Wednesday, May 27, 2020

Moscow’s Past Amalgamation Plans have Run into Trouble and Haven’t Worked as Advertised


Paul Goble

            Staunton, May 26 – Now that the Kremlin has restarted Vladimir Putin’s effort to merge smaller non-Russian districts and republics with larger and predominantly ethnic Russian regions and krays, it is worth remembering that opposition in fact stopped some amalgamation plans and that the mergers in no case worked out as Moscow promised.

            During the last round of amalgamation in 2007 – the first was in 2005 -- the Kremlin announced plans to fuse three pairs of federal subjects: the Chita Oblast and the Agin Buryat Autonomous District, Krasnodar Kray and the Adygey Republic, and the Altay Oblast and the Mountainous Altay Republic (idel-ural.org/archives/экономического-эффекта-объединения/).

            It achieved only the first. International complaints by the Circassian (Adyg) nation in advance of the Sochi Olympiad blocked the second, and officials on the ground did in the third. Now Moscow is trying again with Adygeya and Krasnodar Kray. But it is just as important to note that where the merger happened, the non-Russian region suffered.

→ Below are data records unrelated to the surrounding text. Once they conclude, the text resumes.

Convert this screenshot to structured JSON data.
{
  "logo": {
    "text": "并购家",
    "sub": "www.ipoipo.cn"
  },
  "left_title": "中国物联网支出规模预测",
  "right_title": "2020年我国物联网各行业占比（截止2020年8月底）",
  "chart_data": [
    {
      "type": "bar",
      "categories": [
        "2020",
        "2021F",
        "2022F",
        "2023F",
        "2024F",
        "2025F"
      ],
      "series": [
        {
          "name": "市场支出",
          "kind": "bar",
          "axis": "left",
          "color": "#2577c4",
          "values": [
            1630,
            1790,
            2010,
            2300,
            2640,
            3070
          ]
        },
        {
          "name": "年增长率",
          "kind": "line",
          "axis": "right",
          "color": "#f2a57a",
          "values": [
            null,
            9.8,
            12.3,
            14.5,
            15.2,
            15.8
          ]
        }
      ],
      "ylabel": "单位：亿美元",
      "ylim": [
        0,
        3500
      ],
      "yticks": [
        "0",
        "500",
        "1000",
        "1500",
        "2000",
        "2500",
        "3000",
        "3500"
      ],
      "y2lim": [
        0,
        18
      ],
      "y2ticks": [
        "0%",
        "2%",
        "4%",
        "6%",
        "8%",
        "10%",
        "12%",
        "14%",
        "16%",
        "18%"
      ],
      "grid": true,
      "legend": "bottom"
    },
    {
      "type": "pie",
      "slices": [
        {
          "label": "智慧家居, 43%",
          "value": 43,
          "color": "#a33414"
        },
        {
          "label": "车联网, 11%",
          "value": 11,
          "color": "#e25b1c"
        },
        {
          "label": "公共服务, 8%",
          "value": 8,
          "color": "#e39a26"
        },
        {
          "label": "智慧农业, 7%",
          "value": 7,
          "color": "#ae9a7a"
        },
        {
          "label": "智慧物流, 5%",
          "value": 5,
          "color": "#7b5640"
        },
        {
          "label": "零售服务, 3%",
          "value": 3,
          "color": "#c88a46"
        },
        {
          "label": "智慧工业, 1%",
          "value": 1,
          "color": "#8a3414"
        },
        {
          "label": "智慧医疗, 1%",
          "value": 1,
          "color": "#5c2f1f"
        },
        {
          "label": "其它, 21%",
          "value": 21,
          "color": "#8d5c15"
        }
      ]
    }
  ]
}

            Over the repeated objections of Agin Buryat officials, Moscow pushed through the referendum approving the merger.  It promised enormous investments in the new Transbaikal Kray and said these would boost the living standards of the peoples in the two former federal subjects that had been merged.

            Some money did come to the kray, but little of it worked its way from the Russian kray capital to the former Buryat district. Worse, because the Agin Buryats protested this deception, the kray authorities followed the Russian capital and imposed draconian controls over the media and protests.

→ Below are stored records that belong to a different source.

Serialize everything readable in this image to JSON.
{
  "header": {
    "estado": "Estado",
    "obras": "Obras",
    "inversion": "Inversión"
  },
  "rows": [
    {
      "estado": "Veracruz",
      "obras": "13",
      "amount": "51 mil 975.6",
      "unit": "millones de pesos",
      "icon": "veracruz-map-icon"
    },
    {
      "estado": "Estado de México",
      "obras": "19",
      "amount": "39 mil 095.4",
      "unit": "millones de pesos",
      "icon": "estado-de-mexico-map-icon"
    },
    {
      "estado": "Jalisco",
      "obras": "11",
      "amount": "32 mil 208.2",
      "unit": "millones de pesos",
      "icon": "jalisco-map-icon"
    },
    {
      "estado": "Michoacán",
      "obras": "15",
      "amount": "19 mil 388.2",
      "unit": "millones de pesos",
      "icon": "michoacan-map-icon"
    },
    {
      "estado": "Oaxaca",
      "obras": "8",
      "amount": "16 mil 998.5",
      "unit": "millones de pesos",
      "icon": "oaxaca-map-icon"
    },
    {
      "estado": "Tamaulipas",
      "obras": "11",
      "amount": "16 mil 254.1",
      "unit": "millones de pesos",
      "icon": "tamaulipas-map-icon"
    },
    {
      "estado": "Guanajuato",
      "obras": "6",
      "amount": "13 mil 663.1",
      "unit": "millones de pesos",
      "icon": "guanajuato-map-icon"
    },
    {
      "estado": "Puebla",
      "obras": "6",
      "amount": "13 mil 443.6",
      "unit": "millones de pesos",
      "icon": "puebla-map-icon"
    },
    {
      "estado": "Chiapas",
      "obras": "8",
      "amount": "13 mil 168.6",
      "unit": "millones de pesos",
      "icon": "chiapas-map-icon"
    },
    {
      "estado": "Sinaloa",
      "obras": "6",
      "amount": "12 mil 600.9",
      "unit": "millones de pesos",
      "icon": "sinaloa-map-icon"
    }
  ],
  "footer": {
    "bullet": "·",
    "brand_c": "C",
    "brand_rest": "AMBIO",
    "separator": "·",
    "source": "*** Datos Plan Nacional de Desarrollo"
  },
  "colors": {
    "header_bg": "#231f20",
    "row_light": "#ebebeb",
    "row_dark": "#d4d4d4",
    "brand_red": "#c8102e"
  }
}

            Even Moscow officials were forced to acknowledge after the fact that the merger had been a failure, and in April 2010, the Moscow Institute for Contemporary Development, which had close ties to Dmitry Medvedev, urged the Kremlin to drop any plans for further amalgamations because their costs were greater than their benefits.
           
            In the decade since this first amalgamation was rammed through, conditions in what had been the Agin Buryat district deteriorated to the point that “more than half of the working age population left,” voting with their feet in an entirely justified way after voting for the referendum on the basis of empty Moscow promises.